# Using AWS Lambda and PyWren to find keywords in Common Crawl dataset

The [Common Crawl](https://aws.amazon.com/public-datasets/common-crawl/) corpus includes web crawl data collected over 8 years. Common Crawl offers the largest, most comprehensive, open repository of web crawl data on the cloud. In this notebook, we are going to use the power of AWS Lambda and pywren to search and compare the popularity of items on the internet.

### Credits
- [PyWren](https://github.com/pywren/pywren) - Project by BCCI and riselab.
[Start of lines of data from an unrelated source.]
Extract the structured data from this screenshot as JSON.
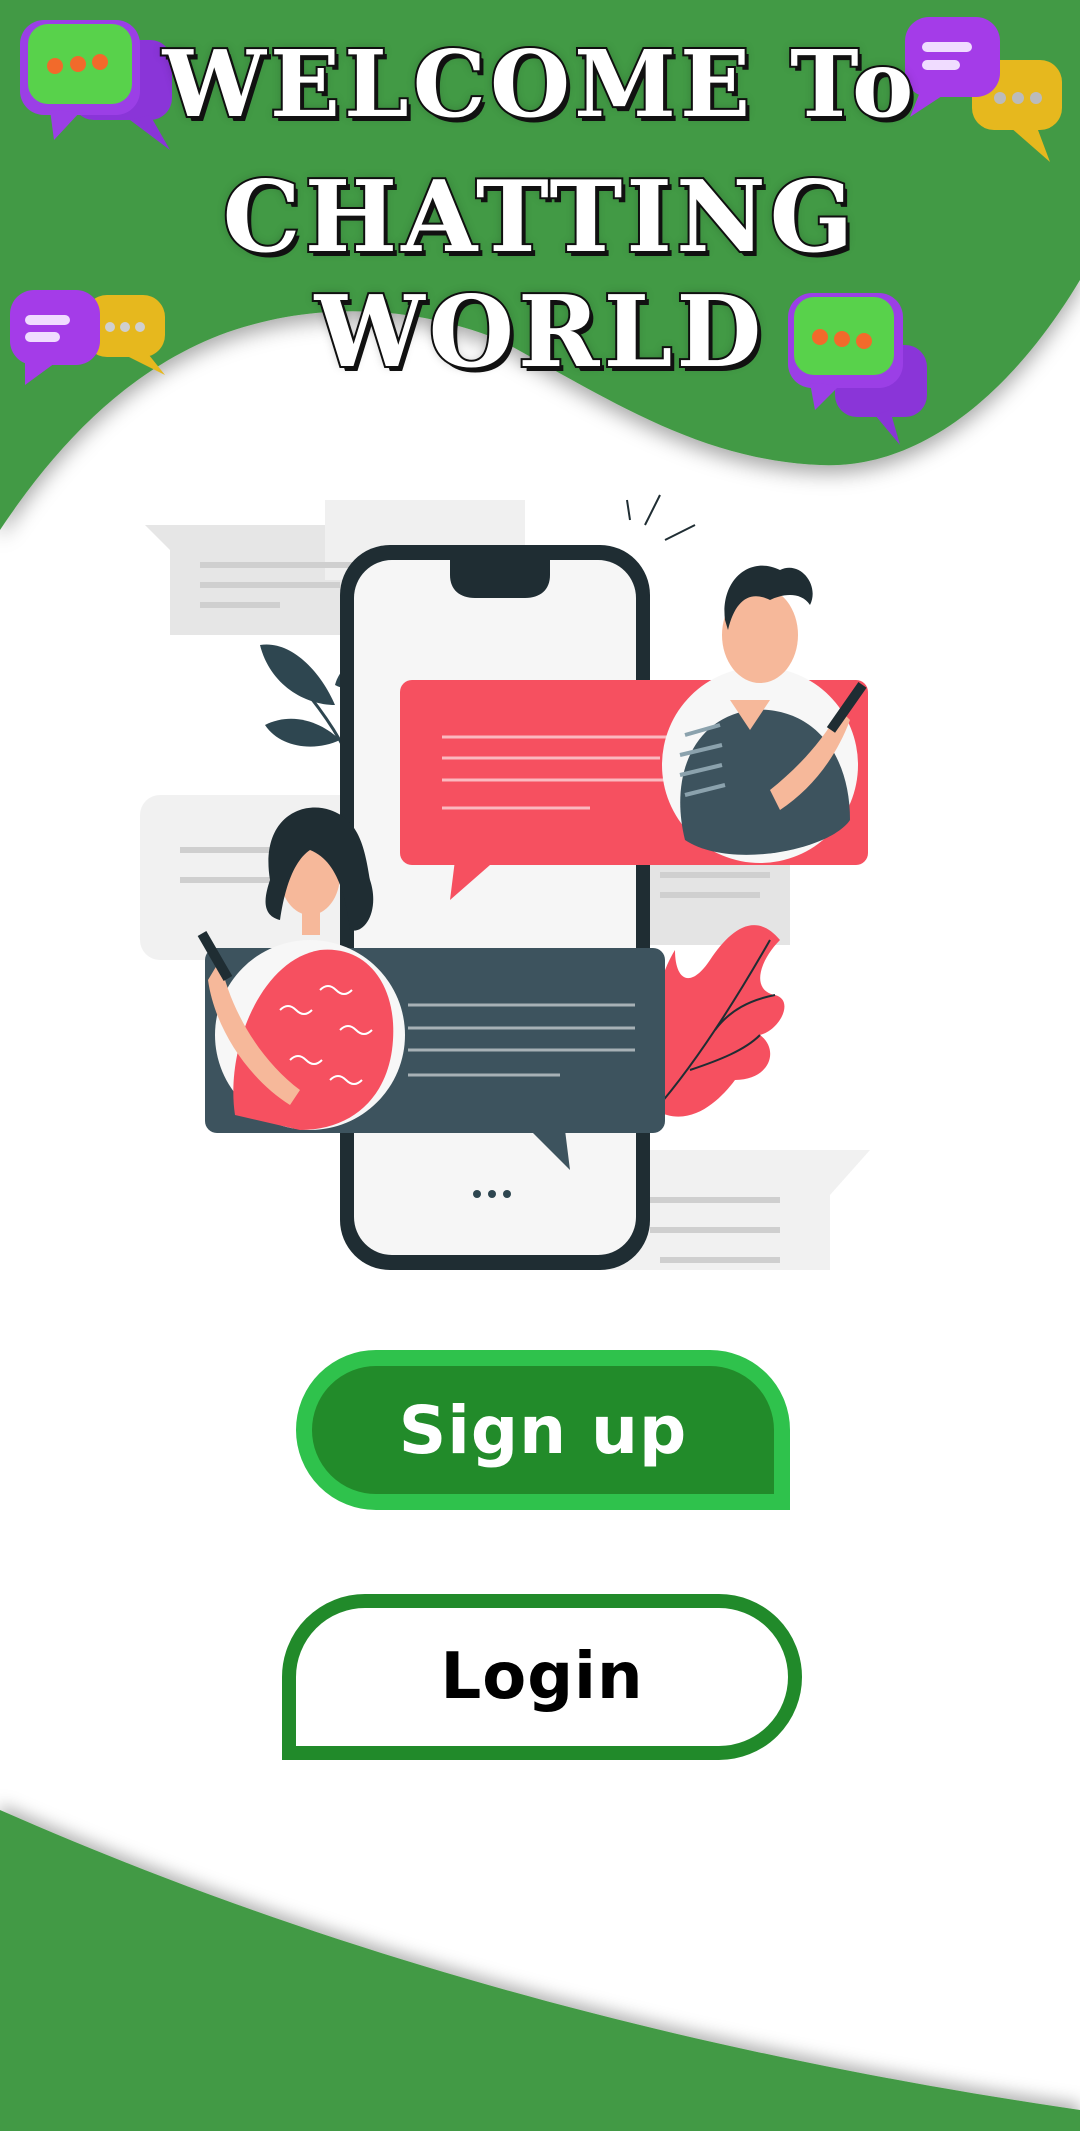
{
  "header": {
    "title_line1": "WELCOME To",
    "title_line2": "CHATTING WORLD"
  },
  "buttons": {
    "signup_label": "Sign up",
    "login_label": "Login"
  },
  "illustration": {
    "typing_dots": "•••"
  },
  "colors": {
    "brand_green": "#439a44",
    "signup_fill": "#228b2a",
    "signup_border": "#2fc24c",
    "login_border": "#218a2a",
    "chat_red": "#f65060",
    "chat_dark": "#3d535e"
  },
  "icons": [
    "chat-bubble-green-icon",
    "chat-bubble-purple-icon",
    "chat-bubble-yellow-icon"
  ]
}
Makes it easy to executive massive parallel map queries across [AWS Lambda](https://aws.amazon.com/lambda/)
- [Warcio](https://github.com/webrecorder/warcio) - Streaming WARC/ARC library for fast web archive IO 
- [Common Crawl Foundation](http://commoncrawl.org/) - Builds and maintains an open repository of web crawl data that can be accessed and analyzed by anyone.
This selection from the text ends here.